Fed-Up Farm Workers Team Up With Colbert: Want Our Jobs? Come Take 'Em

Yesterday the United Farm Workers (UFW) launched the “Take Our Jobs” campaign, a bold effort to highlight the importance of immigrant work

Yesterday the United Farm Workers (UFW) launched the “Take Our Jobs” campaign, a bold effort to highlight the importance of immigrant workers to our food supply -- and the difficulties agricultural employers have in maintaining a stable, legal workforce.  As UFW points out on their campaign website, “We are a nation in denial about our food supply."

farm workers

During a news conference yesterday, UFW President Arturo Rodriguez argued:

Farm workers do the work that most Americans are not willing to do. Our current labor force is comprised of professional farm workers who possess essential skills needed to maintain the viability of the agricultural industry. But our nation’s struggling economy has fueled an increasingly ugly debate on immigration policy and many Americans believe that undocumented farm workers are taking jobs from our citizens and legal residents.

Either Congress acts to bring a solution, or we will continue to see our food production move to other countries. The United States depends on these farms and farm workers for food.

A statement by the union explains further:

County Supervisor Rubio, who represents the second largest agricultural county in the nation, said the industry is utterly dependent on a foreign-born workforce. And even with double digit unemployment rates, few legal residents are seeking jobs on the farm, he said.

According to Marisa Treviño at Latina Lista:

In a letter to U.S. lawmakers, UFW offers farm workers who are "ready to train citizens and legal residents who wish to replace immigrants in the fields," and encourages Members of Congress to refer their constituents to vacant farm worker positions.

While immigrant farm workers are the backbone of United States agriculture, many of these workers have no way to normalize their immigration status – they often live in fear of exploitation and deportation. These workers and their advocates have been asking Congress for years to fix what most everyone agrees is an outdated, ineffective, and inhumane immigration system.

Now, hoping to push Congress to pass what’s known as “AgJobs” legislation, the UFW’s “Take Our Jobs” campaign is a creative attempt to break through the right-wing media narrative that immigrants take jobs from American workers instead of contributing to the U.S. economy and U.S. food security.

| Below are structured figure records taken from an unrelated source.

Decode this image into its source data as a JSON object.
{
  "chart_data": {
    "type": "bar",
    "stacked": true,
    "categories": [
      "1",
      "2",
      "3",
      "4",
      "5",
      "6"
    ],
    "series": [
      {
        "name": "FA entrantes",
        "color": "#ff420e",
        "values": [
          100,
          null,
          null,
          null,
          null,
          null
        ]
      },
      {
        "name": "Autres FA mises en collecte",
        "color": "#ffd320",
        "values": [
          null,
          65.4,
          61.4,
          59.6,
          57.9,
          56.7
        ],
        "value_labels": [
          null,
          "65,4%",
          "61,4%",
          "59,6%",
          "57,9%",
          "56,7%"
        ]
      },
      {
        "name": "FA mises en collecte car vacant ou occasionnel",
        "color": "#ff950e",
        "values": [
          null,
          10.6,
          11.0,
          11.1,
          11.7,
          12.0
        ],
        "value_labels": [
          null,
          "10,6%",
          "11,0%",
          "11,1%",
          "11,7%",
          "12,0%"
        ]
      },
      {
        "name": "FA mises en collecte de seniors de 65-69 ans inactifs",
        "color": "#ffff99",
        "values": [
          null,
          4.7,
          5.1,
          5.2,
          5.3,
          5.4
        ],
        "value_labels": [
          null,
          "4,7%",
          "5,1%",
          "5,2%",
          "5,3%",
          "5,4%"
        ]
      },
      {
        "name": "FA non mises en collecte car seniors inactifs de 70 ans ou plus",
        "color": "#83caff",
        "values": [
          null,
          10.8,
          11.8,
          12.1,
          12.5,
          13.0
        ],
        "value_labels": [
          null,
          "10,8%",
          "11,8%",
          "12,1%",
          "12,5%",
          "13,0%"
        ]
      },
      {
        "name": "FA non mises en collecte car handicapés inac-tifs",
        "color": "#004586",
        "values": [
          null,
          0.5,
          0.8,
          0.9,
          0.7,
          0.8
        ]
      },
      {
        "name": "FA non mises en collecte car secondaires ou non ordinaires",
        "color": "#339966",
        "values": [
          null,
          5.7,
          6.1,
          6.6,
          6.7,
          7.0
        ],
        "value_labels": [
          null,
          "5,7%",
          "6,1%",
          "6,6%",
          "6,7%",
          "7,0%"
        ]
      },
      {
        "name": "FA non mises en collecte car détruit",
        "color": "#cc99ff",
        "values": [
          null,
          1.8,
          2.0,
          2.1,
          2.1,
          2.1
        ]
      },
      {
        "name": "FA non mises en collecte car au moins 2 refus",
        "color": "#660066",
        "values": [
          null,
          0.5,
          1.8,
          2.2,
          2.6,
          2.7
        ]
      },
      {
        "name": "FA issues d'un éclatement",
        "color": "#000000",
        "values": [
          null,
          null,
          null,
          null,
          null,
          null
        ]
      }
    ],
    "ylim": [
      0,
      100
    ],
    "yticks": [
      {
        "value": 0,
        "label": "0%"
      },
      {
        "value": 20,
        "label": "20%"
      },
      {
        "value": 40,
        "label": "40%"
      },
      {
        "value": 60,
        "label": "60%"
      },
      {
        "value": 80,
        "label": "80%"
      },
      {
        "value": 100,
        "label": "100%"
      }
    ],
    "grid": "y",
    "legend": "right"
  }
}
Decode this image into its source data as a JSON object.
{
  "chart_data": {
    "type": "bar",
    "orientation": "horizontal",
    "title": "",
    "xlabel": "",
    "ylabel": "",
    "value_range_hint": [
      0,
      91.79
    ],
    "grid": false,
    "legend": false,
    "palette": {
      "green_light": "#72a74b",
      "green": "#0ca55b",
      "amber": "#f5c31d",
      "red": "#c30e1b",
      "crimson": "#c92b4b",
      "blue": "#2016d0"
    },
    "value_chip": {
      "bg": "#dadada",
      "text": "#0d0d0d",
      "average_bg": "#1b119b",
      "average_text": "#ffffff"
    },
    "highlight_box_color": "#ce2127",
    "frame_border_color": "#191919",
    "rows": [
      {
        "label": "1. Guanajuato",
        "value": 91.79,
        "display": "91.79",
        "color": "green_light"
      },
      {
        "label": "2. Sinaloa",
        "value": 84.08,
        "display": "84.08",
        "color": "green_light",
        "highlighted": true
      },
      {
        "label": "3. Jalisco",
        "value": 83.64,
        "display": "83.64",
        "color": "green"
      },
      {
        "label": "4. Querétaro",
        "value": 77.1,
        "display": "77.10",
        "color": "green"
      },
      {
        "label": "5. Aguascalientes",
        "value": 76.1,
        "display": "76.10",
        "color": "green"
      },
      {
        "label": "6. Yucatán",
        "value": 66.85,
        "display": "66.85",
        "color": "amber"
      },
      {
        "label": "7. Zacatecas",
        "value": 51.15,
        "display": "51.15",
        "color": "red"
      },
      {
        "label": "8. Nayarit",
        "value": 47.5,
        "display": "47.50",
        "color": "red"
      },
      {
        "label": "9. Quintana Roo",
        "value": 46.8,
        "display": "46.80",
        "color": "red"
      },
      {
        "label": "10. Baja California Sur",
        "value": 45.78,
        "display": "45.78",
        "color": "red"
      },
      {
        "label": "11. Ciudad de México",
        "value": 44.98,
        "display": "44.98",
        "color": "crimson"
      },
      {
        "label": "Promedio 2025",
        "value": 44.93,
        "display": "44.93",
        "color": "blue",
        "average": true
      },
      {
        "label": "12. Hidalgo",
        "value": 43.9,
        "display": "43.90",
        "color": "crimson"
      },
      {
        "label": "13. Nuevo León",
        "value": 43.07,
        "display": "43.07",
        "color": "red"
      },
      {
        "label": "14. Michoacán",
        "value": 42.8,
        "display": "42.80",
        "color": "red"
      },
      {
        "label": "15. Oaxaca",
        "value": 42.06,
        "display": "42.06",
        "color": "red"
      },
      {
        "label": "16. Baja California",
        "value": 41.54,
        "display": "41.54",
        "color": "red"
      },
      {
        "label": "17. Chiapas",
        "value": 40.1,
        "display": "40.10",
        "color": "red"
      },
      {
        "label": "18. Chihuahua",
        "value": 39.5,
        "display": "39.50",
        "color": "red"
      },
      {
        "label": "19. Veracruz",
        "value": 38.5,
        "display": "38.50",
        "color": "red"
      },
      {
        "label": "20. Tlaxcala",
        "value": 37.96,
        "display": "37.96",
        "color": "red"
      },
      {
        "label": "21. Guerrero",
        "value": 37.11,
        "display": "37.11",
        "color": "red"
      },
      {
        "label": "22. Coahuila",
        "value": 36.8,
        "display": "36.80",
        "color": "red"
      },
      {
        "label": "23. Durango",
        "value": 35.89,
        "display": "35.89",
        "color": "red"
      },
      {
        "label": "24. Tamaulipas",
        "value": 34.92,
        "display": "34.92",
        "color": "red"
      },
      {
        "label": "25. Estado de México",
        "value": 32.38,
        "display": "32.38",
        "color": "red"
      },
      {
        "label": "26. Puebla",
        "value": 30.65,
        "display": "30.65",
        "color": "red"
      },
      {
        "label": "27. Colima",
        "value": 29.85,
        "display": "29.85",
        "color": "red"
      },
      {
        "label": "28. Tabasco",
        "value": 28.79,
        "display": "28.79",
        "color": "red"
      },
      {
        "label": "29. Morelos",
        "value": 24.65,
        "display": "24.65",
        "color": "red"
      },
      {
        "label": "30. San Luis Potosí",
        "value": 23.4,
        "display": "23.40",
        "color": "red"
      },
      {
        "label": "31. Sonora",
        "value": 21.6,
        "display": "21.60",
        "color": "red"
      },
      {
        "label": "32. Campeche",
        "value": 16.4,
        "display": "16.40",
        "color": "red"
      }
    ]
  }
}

So far, people in the agriculture industry appear skeptical that many unemployed Americans will sign up for the farm work, given the strenuous conditions, need to relocate one's family, and low pay. The Silicon Valley Mercury News reports:

Salinas farm labor contractor Paul Powell had not heard about the "Take Our Jobs" campaign Wednesday, but said he doubted that most unemployed Californians would be up to the challenge.

"There may be a lot of folks who show up and don’t stay for more than a day or two," Powell said. "They don’t realize how hard the work is. Field work is not easy."

Manuel Cunha, president of the Fresno-based Nisei Farmers League, sarcastically remarked:

Come out here and climb the ladder, pick tomatoes, and oh, by the way, you’ve got to prune, and oh, by the way, it’s seasonal work so you have to move all over the place.

It seems that the UFW has set up a win-win situation. If it turns out that Americans do take them up on the offer, kudos to them for helping jobless Americans find work and gain skills. If native-born Americans balk and refuse to sign up, lawmakers will have a hard time opposing AgJobs legislation with the claim that immigrants are “stealing American jobs.”  

The offer itself should serve to highlight the hypocrisy of anti-reform politicians who continue to scapegoat vulnerable populations whose labor fuels our economy and feeds our country, instead of reforming our nation's dysfunctional immigration laws.